In a story published in the British newspaper the Independent on Monday, actor Liam Neeson shared his experience learning about a close friend's rape, and how that prompted racist thoughts and ultimately taught him to stay away from violence and revenge.
"I asked, did she know who it was? No. What colour were they? She said it was a black person," Neeson told the Independent. He went on:
"I went up and down areas with a cosh [a weapon similar to a club], hoping I'd be approached by somebody—I'm ashamed to say that—and I did it for maybe a week, hoping some [Neeson gestures air quotes with his fingers] 'black bastard' would come out of a pub and have a go at me about something, you know? So that I could," another pause, "kill him."
In the interview, Neeson explained that he was aware of the immorality of his thoughts. He appeared on Good Morning America on Tuesday, where he defended himself and claimed that he is not a racist.
"If she had said an Irish, or a Scot, or a Brit, or a Lithuanian, I know I would've felt the same effect. I was trying to ... stand up for my dear friend in this terrible medieval fashion," he said.
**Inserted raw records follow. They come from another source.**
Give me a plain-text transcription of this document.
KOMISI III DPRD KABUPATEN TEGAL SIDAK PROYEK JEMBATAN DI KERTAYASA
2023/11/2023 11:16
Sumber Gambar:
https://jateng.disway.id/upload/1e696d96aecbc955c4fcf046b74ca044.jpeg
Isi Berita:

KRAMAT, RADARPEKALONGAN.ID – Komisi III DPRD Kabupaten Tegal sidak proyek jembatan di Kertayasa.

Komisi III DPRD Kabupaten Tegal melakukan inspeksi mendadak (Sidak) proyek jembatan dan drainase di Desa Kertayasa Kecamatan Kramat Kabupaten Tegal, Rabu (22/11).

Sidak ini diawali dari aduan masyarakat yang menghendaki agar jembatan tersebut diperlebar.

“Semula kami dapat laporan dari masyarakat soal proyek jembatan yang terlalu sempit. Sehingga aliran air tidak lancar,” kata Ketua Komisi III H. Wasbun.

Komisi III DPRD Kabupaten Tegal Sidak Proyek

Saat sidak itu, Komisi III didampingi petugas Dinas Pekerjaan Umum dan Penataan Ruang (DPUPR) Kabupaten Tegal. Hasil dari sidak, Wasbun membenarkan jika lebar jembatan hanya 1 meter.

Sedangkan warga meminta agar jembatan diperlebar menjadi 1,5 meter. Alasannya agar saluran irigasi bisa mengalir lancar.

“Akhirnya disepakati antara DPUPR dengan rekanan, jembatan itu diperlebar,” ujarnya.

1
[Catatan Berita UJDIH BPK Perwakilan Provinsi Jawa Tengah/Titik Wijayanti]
But it's impossible to know whether Neeson truly would have reacted the same way had his friend been raped by a person of another race, especially given that the situation aligns with the socially constructed stereotype of the black male rapist.
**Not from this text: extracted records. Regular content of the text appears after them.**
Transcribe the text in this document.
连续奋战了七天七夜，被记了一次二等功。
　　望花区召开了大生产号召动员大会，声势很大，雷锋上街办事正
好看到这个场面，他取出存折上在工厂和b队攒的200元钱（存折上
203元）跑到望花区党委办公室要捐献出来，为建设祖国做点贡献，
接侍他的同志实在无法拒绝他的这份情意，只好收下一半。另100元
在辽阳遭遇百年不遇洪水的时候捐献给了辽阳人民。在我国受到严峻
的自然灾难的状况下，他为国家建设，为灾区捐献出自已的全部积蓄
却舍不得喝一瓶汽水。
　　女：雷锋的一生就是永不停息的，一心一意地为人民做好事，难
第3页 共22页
In a 2017 report by Biljana Oklopčić of the University of Osijek, the author outlines the development of this myth in the American South, where it became the justification for lynching of blacks from Reconstruction to World War II:
Invented after emancipation, the black rapist stereotype was the result of the increasing panic about racial intermixture after the abolition of slavery and reflected the American South's obsession with protecting white womanhood to ensure the purity of the white race. The reproduction of this myth provided the basis for racial control, since it found justification in the belief that rape represented black men's wish to overthrow the Southern white supremacist society. The black rapist stereotype centered on the assumption that the black man, in the act of rape, was trying to reach [the] white Southern woman's social and economic status of which she was the symbol.
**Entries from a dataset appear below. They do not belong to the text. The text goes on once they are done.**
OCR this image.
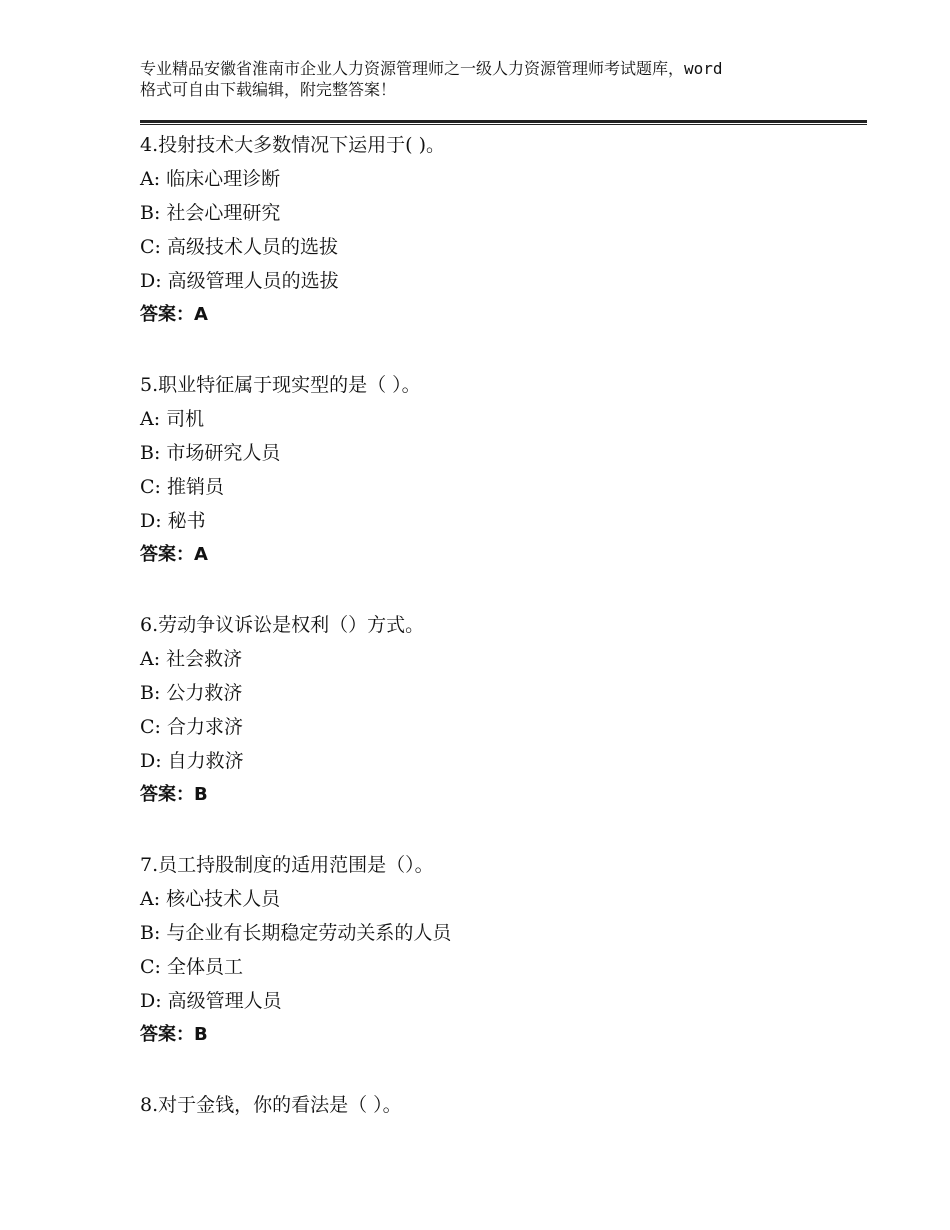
专业精品安徽省淮南市企业人力资源管理师之一级人力资源管理师考试题库，word
格式可自由下载编辑，附完整答案！
4.投射技术大多数情况下运用于( )。
A: 临床心理诊断
B: 社会心理研究
C: 高级技术人员的选拔
D: 高级管理人员的选拔
答案：A
5.职业特征属于现实型的是（ ）。
A: 司机
B: 市场研究人员
C: 推销员
D: 秘书
答案：A
6.劳动争议诉讼是权利（）方式。
A: 社会救济
B: 公力救济
C: 合力求济
D: 自力救济
答案：B
7.员工持股制度的适用范围是（）。
A: 核心技术人员
B: 与企业有长期稳定劳动关系的人员
C: 全体员工
D: 高级管理人员
答案：B
8.对于金钱，你的看法是（ ）。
The stereotype of the black rapist is still perpetuated and manifests in the discriminatory manner in which black men are penalized for rape. In her 1983 report "Rape, Racism and the Law," Jennifer Wriggins of the University of Maine School of Law discusses studies that found that black men convicted of raping white women are punished more harshly than others convicted of sexual assault. Moreover, Wriggins writes, one study found "that white potential jurors treated Black and white defendants similarly when the victim was Black," but "Black defendants received more severe punishment than white defendants when the victim was white."
As research shows, reactions to rape allegations are most serious when the perpetrator is black, which could indicate a reason for Neeson's response the situation.
Many Twitter users have also pointed out the inherent racial dimension of reactions to Neeson's comments. While some commend the actor for admitting that he once had harmful thoughts that taught him an important lesson, others postulate that a black actor who confessed to a prior desire to kill any white man he saw would not be given the same respect.